When the Babri matter came up for hearing, Justice Ghose said the case may be adjourned. “My brother [J. Nariman] is not there. The case is part-heard,” he remarked.
Senior advocate K.K. Venugopal, for Mr. Advani, asked that the case be listed after four weeks.
“That would be in May...” Justice Ghose said. The judge is retiring on May 27 this year.
Justice Ghose then agreed to hear the matter on March 23, indicating that Justice Nariman may return to the Bench.
Court’s disapproval
The sudden turn of events on March 6 came on an appeal in the Supreme Court filed by the CBI in 2011, during the UPA era, against dropping the conspiracy charge against Mr. Advani and other leaders like Uma Bharti, Murli Manohar Joshi, Vinay Katiyar, Sadvi Ritambara, Giriraj Kishore and Vishnu Hari Dalmia.

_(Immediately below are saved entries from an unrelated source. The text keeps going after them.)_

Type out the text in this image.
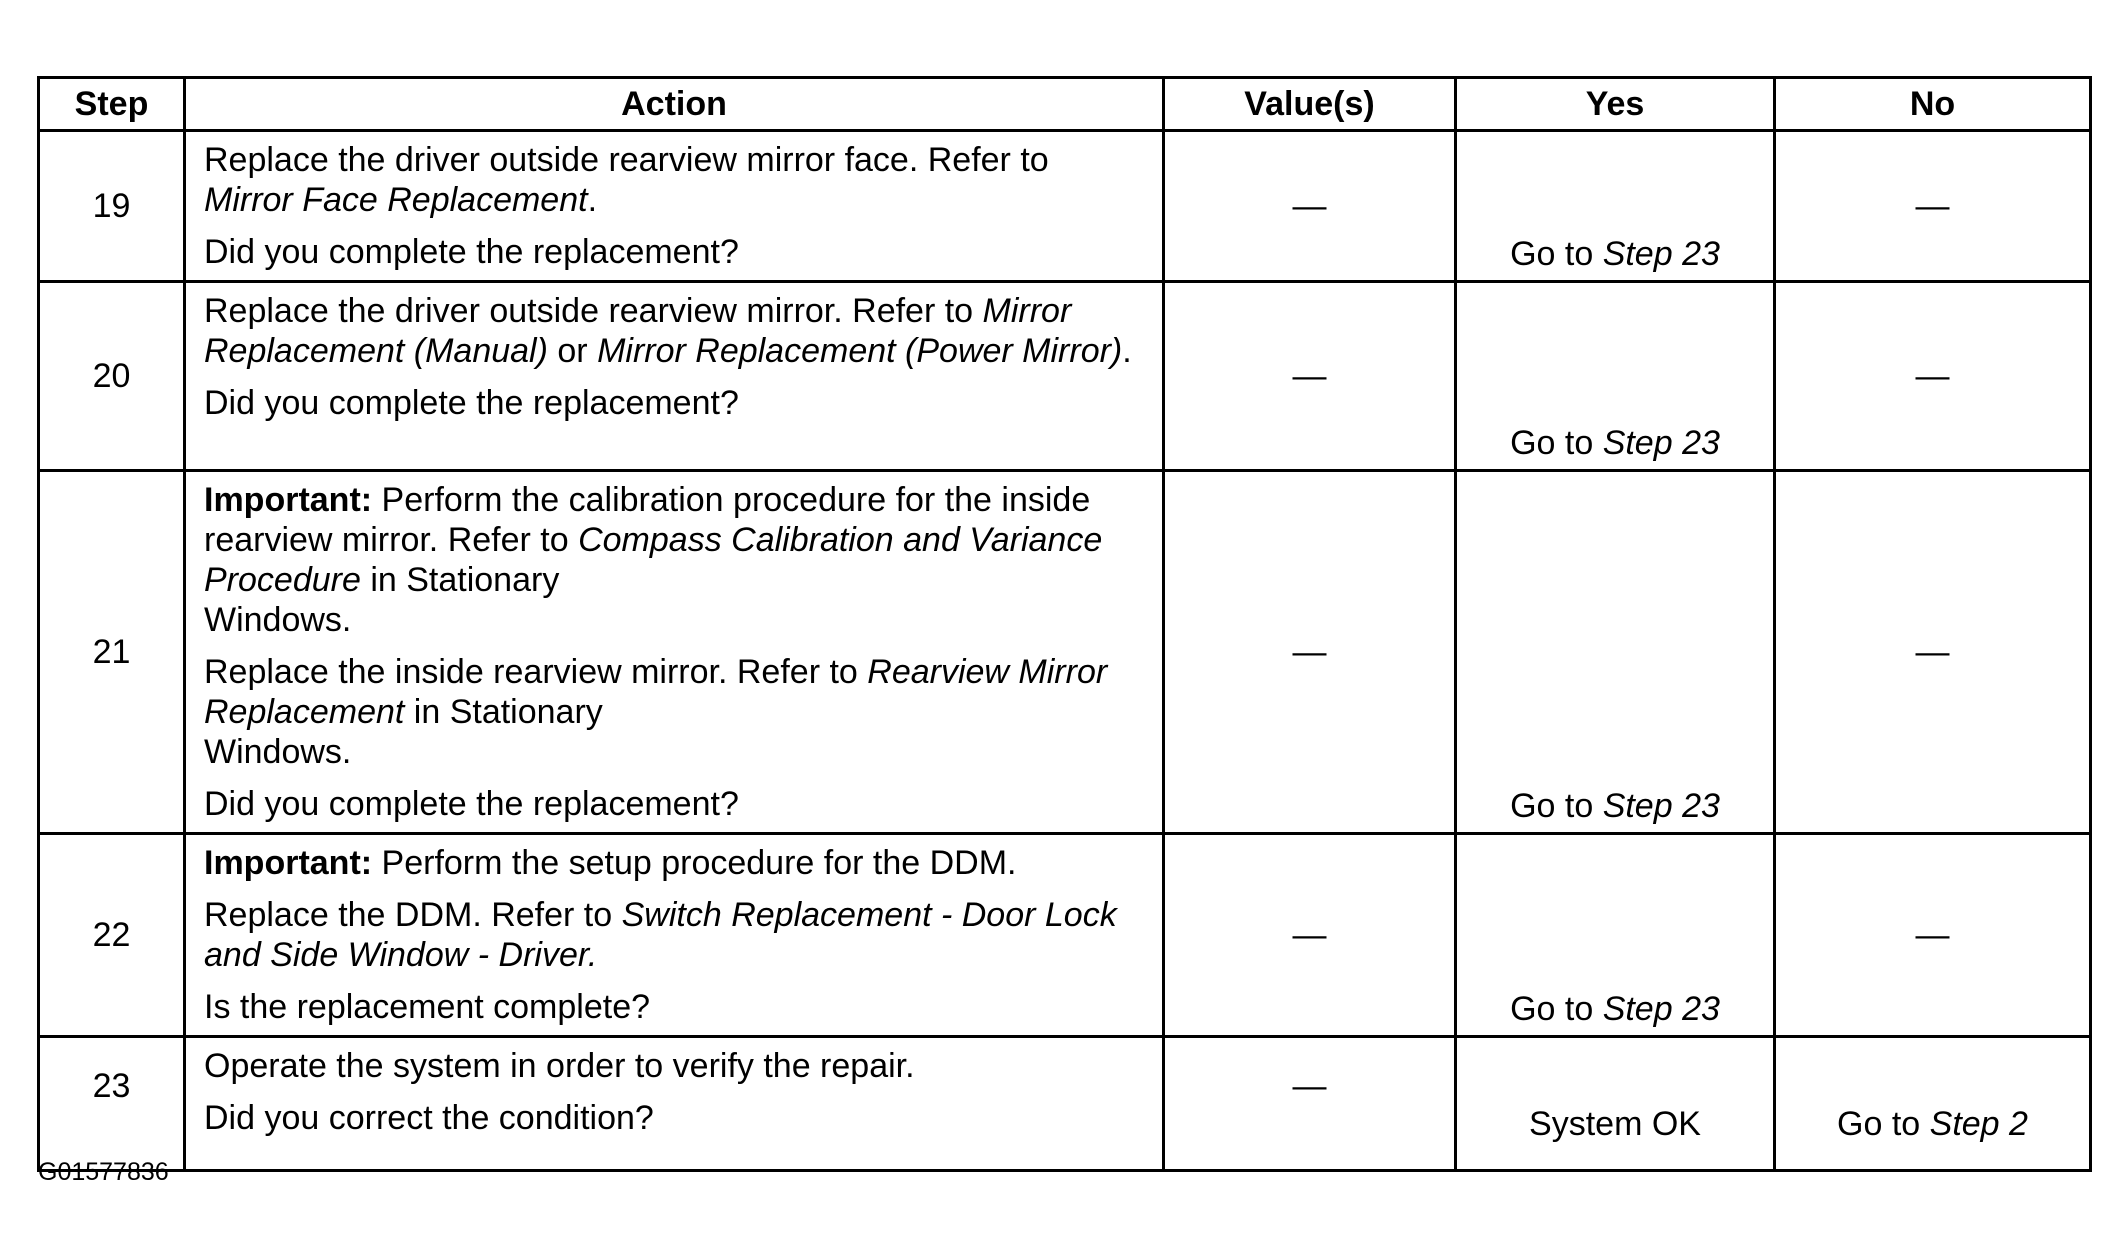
Step	Action	Value(s)	Yes	No
19	Replace the driver outside rearview mirror face. Refer to Mirror Face Replacement.

Did you complete the replacement?	—	Go to Step 23	—
20	Replace the driver outside rearview mirror. Refer to Mirror Replacement (Manual) or Mirror Replacement (Power Mirror).

Did you complete the replacement?	—	Go to Step 23	—
21	Important: Perform the calibration procedure for the inside rearview mirror. Refer to Compass Calibration and Variance Procedure in Stationary
Windows.

Replace the inside rearview mirror. Refer to Rearview Mirror Replacement in Stationary
Windows.

Did you complete the replacement?	—	Go to Step 23	—
22	Important: Perform the setup procedure for the DDM.

Replace the DDM. Refer to Switch Replacement - Door Lock and Side Window - Driver.

Is the replacement complete?	—	Go to Step 23	—
23	Operate the system in order to verify the repair.

Did you correct the condition?	—	System OK	Go to Step 2
G01577836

“We prima-facie do not approve of the way these people have been discharged... And no additional chargesheet filed so far? See, people cannot be discharged like this on technical grounds,” Justice Nariman had observed orally then.
“We will allow you [CBI] to file supplementary chargesheet by including the conspiracy charge,” he said. “We will ask the trial court to conduct a joint trial in a Lucknow court.”
The FIRs in the Babri Masjid demolition cases were registered shortly after the 16th century structure was demolished by Hindu kar sewaks on December 6, 1992.